Pushing the boundaries of the webbernets.

Don’t Be a Ruby Robot

So recently I encountered a complaint about the students coming out of the the developer bootcamps. I guess this is true of any student in any number of fields; however, somewhere along the way they choose not to think objectively and just regurgitate what they are taught. Perhaps it is in human nature to become too attached to a particular idea or set of skills. The unfortunate results of becoming too attached to a particular set of skills is you are not adaptable. This can and will be your downfall as a Software Engineer.

I’m going to come out and say it. Ruby is not the only answer. Node isn’t either. Nor is Python. They all excel in their own ways. They have their own pitfalls and short comings. Ruby is my favorite language, and given the choice I will build something in Ruby on Rails over another framework. This by no means, means I will not work in another framework, or at any point am afraid to tackle a new framework/language. In fact I welcome it, because leaning a new language or a new framework expands my mind and brings new ideas to my old ways of working. It also pushes me to find new solutions to old problems and invariably improves my code in a framework I know inside and out.

The world is rarely ever black and white, so why should it be that there is a black and white when choosing a language? Simple, it’s human nature to want to feel you have made the best choice and are using the “best” language. This is your mind tricking you. There is no “best language”, just trade offs.

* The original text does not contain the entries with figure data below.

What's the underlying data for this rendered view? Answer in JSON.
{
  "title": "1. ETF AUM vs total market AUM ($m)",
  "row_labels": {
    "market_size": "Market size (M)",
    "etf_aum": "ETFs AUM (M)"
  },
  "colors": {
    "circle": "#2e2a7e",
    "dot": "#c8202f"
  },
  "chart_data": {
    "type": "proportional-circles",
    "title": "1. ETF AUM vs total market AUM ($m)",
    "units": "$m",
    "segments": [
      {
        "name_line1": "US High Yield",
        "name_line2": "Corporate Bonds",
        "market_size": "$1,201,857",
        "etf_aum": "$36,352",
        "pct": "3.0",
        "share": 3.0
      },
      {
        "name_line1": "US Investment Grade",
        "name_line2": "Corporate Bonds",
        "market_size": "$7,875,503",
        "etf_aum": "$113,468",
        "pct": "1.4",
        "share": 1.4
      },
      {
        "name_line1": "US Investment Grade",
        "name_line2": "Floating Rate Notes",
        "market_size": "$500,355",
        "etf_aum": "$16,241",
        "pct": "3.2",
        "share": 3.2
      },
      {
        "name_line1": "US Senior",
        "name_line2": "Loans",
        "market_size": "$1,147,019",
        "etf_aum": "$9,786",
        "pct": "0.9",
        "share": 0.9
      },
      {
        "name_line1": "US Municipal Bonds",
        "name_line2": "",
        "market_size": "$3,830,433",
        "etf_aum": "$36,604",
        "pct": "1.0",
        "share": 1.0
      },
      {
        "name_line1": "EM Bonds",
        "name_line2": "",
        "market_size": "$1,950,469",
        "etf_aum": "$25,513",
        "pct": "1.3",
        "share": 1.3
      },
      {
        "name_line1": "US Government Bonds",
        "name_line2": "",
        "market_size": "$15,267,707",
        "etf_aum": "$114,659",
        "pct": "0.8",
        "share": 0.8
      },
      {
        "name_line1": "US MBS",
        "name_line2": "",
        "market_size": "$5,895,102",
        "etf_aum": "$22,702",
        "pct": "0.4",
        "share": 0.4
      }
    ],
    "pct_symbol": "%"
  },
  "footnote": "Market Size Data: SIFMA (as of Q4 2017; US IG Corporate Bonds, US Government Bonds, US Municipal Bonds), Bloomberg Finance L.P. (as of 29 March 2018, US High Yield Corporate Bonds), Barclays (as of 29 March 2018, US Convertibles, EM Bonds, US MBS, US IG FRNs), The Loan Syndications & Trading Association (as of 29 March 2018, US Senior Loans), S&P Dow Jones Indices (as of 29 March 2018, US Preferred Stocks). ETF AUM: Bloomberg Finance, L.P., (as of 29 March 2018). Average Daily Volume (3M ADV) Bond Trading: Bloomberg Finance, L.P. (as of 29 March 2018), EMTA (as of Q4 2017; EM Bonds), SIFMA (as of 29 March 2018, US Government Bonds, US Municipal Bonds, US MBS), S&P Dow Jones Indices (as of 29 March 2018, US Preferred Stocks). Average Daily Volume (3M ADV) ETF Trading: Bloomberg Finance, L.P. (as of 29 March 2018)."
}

Being narrow minded has been the down fall of far too many individuals in the past, and in more arenas than Software Development. Don’t let it be your down fall too. If I had let my first language be the only language I ever used or mastered, I would not be where I am today. So I am a firm believer in becoming a polyglot. At some point in your career you will need to be a polyglot. Ruby will die at some point in the future, or more likely since no language ever dies, it will fall to a use rate that makes finding jobs in it very rare. Its the natural progression. Try to find a job writing Perl apps these days, or Fortran or COBOL. Those jobs do exist, however, they are very rare but highly paid. Maybe you will be one of the lucky ones who falls in love with Ruby and is able to continue writing Ruby for the next 20-25 years supporting the plethora of legacy apps that will be floating around for years to come. For me that is just too many maybes and too much possibility of my job fading away, and my skills atrophying.

So I will implore you not be a “Ruby Robot” and expand your knowledge to encompass Node, Python, Go, Elixir, Haskel, even PHP, or any other language you may be interested in. Be open to the possibilities of other frameworks/languages being the best fit for the job.